The Fasso Perspective,

or,

My Sister Sarah is Much Cooler than your Boring Ghost Flick:

 

Sarah wanted to go to the movies.

A bit of back story:  My sister is the head manager at a Panera Bread on Long Island.  She’s supposed to work a 50-hour week, but God bless her, if she does less than 60 hours one week, she’s rewarding herself with some rare, well-deserved free time.  I love my sister’s companionship, because she’s witty, funny and an all-around great person.  And I understand just how valuable her free time is.  So anytime she invites me to do something, I say yes.

I’d just come back from snowy Worcester, MA and the Rock and Shock convention the day before, and I had to drop my dad’s car off when I got Sarah’s call.  “Phillie, do you want to see PARANORMAL ACTIVITY with me today?  We can catch a matinee.”  I’d read and heard a number of things about the film, and to be honest, I wasn’t really interested.  Yes, one million people had petitioned to see the movie in wide release;  but humans are herd animals, and they love to think they’re part of an “event.”  As anybody who knows me will tell you, my tastes are unconventional, and often run against what is popular.  So I wasn’t jumping to become part of the herd.  But this was an invitation from Sarah.  So I went.

What I got was a really boring, $11,000 movie.  Understand that I went in knowing this was a low budget film made by a guy in the video game industry, with no-name actors.  Given that, I was willing to forgive the film for its limited locations (it all takes place in one house, mainly in the bedroom and living room);  lack of special effects (a nifty self-starting fire on a Ouija board and some footprints that suggest a ghost stepped in some flour are about it); and small cast (aside from a paranormal expert and a superfluous, bead-threading friend, Micah and Katie are about it).  What I cannot forgive are the two main characters, and the plot, the two elements that make PARANORMAL ACTIVITY fail for me. 

I never give away plot summaries in my reviews, but here’s how this film goes: 

A young woman moves in with her annoying boyfriend and his video camera.  Her ghost follows her.  Micah becomes obsessed with filming the ghost, and in doing so, pisses off the ghost, Katie, and me.  The two have interminable, circular conversations about the possibility that something bad might happen.  Nothing happens.  For a long, long time.  At all.  At the finale, a guy gets thrown at the camera, and there’s a cheap, Halloween mask effect.  THE END.

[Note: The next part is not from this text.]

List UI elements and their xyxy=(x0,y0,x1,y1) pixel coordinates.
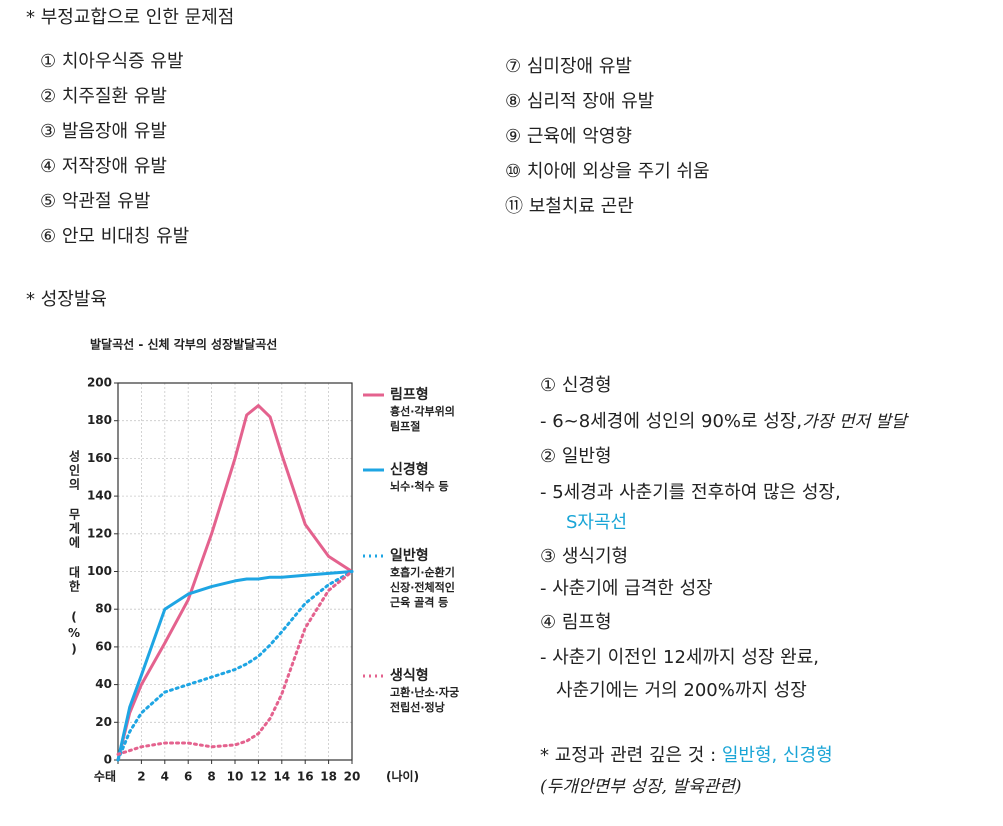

Notice how I’ve spent more time talking about my sister Sarah than PARANORMAL ACTIVITY so far?  That’s because hanging out with her is always fun.  This movie, however, is not.  It couldn’t be more boring if it tried.  Instead of watching a horror movie, I thought I was viewing MY PARANORMAL DINNER WITH ANDRE.  When Oren Peli sat down to write the script, he should have known two things:  Even if you want to play smoke and mirrors, and hold back your monster in a horror movie, you’ve got to keep things moving to engage the audience;  and  if you’re going to make me wait, you’d better deliver one Hell of a payoff at the end.  Peli does neither of these.  Static is the name of the game, and by the time the ending arrived, I was relieved;  not because of what happened to the young couple, but because I could leave the theatre. 

Plot is always a development of character action and interaction.  In a film that has only two players, those characters had better earn the audience’s sympathies, or the movie has no hope.  To build those sympathies, Peli stacks the deck;  after all, what civilized moviegoer wouldn’t root for an innocent, young couple being haunted by a malevolent spirit from the other side?  Too bad his characters do everything possible to make me side with the ghost.  Micah is such an unlikeable jerk, playing Camcorder Coppola even as his girlfriend begs him to stop filming and disturbing the spirits.  Maybe she would’ve succeeded, if Katie weren’t one of the biggest milksops in the history of horror.  Simultaneously drab and whiny, Katie is as unsavory as her boyfriend.  Neither one elicited so much as an ounce of care out of me.  The TRANSFORMERS sequel got a lot of flack about its cardboard characters acting as vehicles for the action.  Given the two dullards that populate PARANORMAL ACTIVITY, I have to  ask:  Why aren’t people making the same complaint here?

I understand that I’m in the minority on this one, but PARANORMAL ACTIVITY is not a good horror movie.  It’s boring, and populated by two unsympathetic characters. Despite how large its box office, it’s not revolutionary for low budget filmmaking (for a case of a low budget film that is, see:  NIGHT OF THE LIVING DEAD).  It might change the industry (Paramount recently announced that it would be funding more low budget films), but on its own, it fails.

Or in the words of my sister Sarah as we left the theatre, “Wow.  That couldn’t have sucked worse if it tried.”